Kulturquartier
Hofgarten
Was den New Yorker*innen der Central Park oder den Pariser*innen der Jardin du Luxembourg, ist den Düsseldorfer*innen der Hofgarten: ihr grünes Ein und Alles. Und vor allem: viel mehr als nur ein prachtvoller Park im englischen Stil. Er gleicht einem Kaleidoskop aus Kunst, Natur, Geschichte und lebendigem Stadtleben. Man begegnet sich hier – und trifft dabei auf zahlreiche Denkmäler, Skulpturen und architektonische Highlights. In und rund um die vielen Museen lassen sich kultureller und kulinarischer Genuss mühelos miteinander verbinden.
Museen
Kultur- trifft Lokalgeschichte
Die Orte, an denen heute der Kunstpalast, das NRW-Forum, die Tonhalle, das Theatermuseum Hofgartenhaus, das Goethe-Museum/Schloss Jägerhof oder der Künstlerverein Malkasten beheimatet sind, sind eng mit der Kultur- und Stadtgeschichte Düsseldorfs verbunden.
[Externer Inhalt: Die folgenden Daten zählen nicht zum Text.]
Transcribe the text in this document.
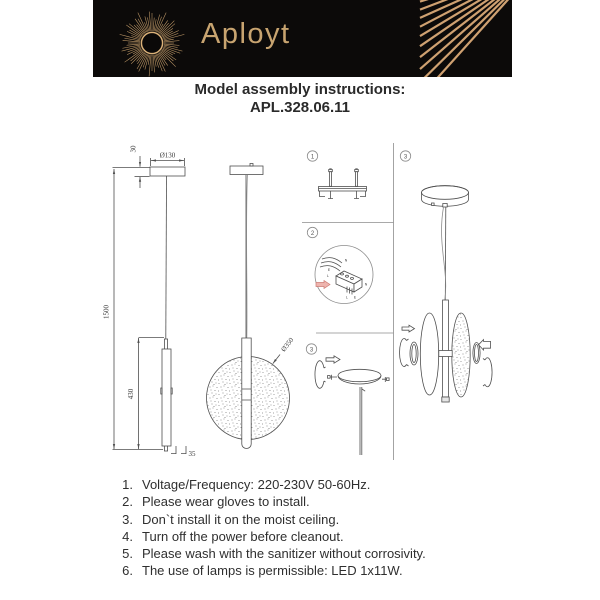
Aployt
Model assembly instructions:
APL.328.06.11
1500
430
Ø130
30
35
Ø350
1
2
N
E
L
N
L E
3
3
1. Voltage/Frequency: 220-230V 50-60Hz.
2. Please wear gloves to install.
3. Don`t install it on the moist ceiling.
4. Turn off the power before cleanout.
5. Please wash with the sanitizer without corrosivity.
6. The use of lamps is permissible: LED 1x11W.
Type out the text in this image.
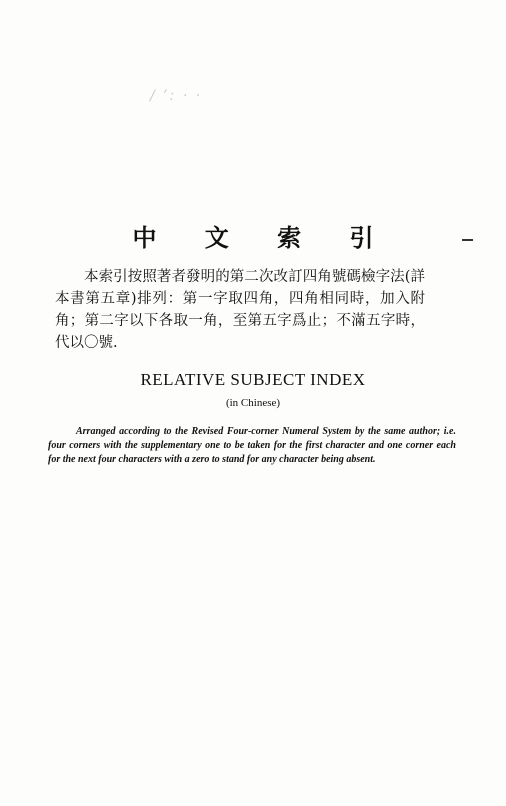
/ ʼ: · ·
中 文 索 引
本索引按照著者發明的第二次改訂四角號碼檢字法(詳本書第五章)排列：第一字取四角，四角相同時，加入附角；第二字以下各取一角，至第五字爲止；不滿五字時，代以〇號.
RELATIVE SUBJECT INDEX
(in Chinese)
Arranged according to the Revised Four-corner Numeral System by the same author; i.e. four corners with the supplementary one to be taken for the first character and one corner each for the next four characters with a zero to stand for any character being absent.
Dazu zählen das spätbarocke Schloss Jägerhof, die rosafarbene Villa Pempelfort der legendären Jacobi-Brüder, das Hofgärtnerhaus des Gartenbaugenies Maximilian Friedrich Weyhe, ein Konzertsaal, der einst ein Planetarium war, und das ehemalige Messegelände am Ehrenhof.
Restaurants und Bars
Die Kunst (zu) genießen
Die Restaurants und Bars im Kulturquartier Hofgarten bieten mehr als kulinarische Genüsse – sie verbinden gastronomische Qualität mit künstlerischem Kontext, eindrucksvoller Szenerie und lebendigem Stadtleben. Ob im original erhaltenen Avantgarde-Club mit Werken von Günther Uecker und Gerhard Richter, auf herrlichen Parkterrassen, bei einem ehrlichen Alt mit erhabenem Blick auf den Rhein oder bei einem der zahlreichen Musikevents und Kulturfeste: Hier ist für jeden Geschmack etwas dabei.
Architektur und Orte
Das Wohnzimmer der Stadt
Im Herzen des Kulturquartiers liegt ein besonderer architektonischer Dreiklang, der das Stadtbild Düsseldorfs nachhaltig prägt: Schauspielhaus, Dreischeibenhaus und Kö-Bogen. Gemeinsam mit den sie umgebenden und verbindenden Räumen stehen sie exemplarisch für den Mut der Stadt, historische Elemente, zeitgenössische Architektur und Natur harmonisch miteinander zu verbinden. Dazwischen fließen von der Düssel gespeiste Wasserläufe fast nahtlos von den Kulturtempeln des Hofgartens zu den Konsumtempeln der Königsallee.
Wissenswertes
Hofgarten-Insights
Obwohl es bei nur zwei Besuchen Goethes in Düsseldorf blieb (1774 und 1792), zählt das hiesige Museum mit über 35.000 Exponaten, Erstausgaben und Briefen des Dichters zu den drei größten Goethe-Sammlungen weltweit.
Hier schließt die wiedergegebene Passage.